Lottery officials said that tickets for the Mega Millions draw due late last night were selling in New York City alone at the rate of about one million an hour as punters with dollars to spare (and many without) dreamed that perhaps they would be the ones to pick the lucky numbers and win the biggest jackpot in world history.

It may be dawn this morning before America learns who has landed the record $540m (£337m) prize. It is possible even that no one will have picked the lucky combination of numbers and the jackpot will continue to grow before the next draw.

Alternatively, there may be multiple winners which, of course, will mean a sharing of the booty and the super-yacht, private-island fantasies may have to be pared back a little.

The lure of the half-a-billion-and-more bounty was enough to have dreamers queuing at tobacconists and newspaper vendors sometimes around several blocks while office workers eagerly joined pools – a dicey commitment according to lawyers experienced in untangling the bad-tempered knots that occur when an office pool wins and the arguments over who actually participated in it ensue, as they nearly always do.

If the million-an-hour rate in New York was to hold up until the 11pm drawing, it would mean that every single soul in the city would have at least two tickets to their name.

The same frenzy was seen in all of the other 42 states that offer the Mega Millions game as well as Washington DC and the US Virgin Islands.

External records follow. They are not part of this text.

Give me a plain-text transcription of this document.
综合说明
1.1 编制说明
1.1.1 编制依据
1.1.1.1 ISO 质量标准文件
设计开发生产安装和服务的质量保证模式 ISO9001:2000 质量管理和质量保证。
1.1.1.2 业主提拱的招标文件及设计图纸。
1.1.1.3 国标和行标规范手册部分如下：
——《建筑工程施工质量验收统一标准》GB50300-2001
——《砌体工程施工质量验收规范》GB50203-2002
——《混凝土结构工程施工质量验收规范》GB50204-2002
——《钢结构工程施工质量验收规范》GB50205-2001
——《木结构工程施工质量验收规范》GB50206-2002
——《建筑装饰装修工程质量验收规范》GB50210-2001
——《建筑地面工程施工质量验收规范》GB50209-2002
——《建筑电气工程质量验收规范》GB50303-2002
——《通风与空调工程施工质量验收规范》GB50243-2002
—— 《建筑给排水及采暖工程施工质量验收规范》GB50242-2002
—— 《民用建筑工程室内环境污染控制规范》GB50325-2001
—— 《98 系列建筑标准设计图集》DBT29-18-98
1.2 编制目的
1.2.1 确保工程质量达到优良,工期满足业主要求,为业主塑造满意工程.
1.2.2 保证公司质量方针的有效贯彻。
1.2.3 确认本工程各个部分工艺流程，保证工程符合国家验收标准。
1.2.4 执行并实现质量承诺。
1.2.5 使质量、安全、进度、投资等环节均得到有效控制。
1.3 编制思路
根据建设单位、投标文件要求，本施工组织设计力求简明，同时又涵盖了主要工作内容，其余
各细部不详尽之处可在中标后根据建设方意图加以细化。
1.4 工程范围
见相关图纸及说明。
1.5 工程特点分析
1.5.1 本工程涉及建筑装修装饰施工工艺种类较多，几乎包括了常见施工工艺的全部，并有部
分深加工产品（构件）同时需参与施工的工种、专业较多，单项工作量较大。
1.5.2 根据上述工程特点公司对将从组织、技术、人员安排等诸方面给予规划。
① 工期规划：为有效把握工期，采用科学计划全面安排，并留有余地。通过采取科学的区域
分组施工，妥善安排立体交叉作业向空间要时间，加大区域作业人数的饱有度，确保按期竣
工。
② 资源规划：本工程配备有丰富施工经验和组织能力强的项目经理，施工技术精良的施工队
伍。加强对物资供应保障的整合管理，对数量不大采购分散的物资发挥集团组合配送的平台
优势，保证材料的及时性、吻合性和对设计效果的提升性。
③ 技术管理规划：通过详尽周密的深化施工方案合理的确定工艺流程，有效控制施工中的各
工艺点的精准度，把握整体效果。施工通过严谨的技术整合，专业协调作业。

If the winner today goes for the lump-sum option rather than accepting phased payments over 26 years, they will actually receive $390 million. After tax their takings would be about $293 million.

As is usually the case with gambling, hope and optimism triumphs over common sense. Statisticians noted that the odds of winning last night were roughly 1 in 176 million. You were 8,000 times more likely to be murdered than to be named the winner.

Devilishly, of course, the more tickets that a person bought, the more their chances grew.

"You are about 50 times as likely to get struck by lightning as to win the lottery, based on the 90 people a year getting struck by lightning," noted Mike Catalano of the mathematics department at Dakota Wesleyan University. "If you buy 50 tickets, you've equalised your chances of winning the jackpot with getting struck by lightning."

For their part, the organisers of Mega Millions were not encouraging people to break open their piggy banks to buy as many tickets as possible.

"When people ask me, I just tell them that the odds of a lottery game make it a game of fate," said Chuck Strutt, executive director of the Urbandale, Iowa-based Multi-State Lottery Association. "Just buy a ticket, sit back and see if fate points a finger at you for that day."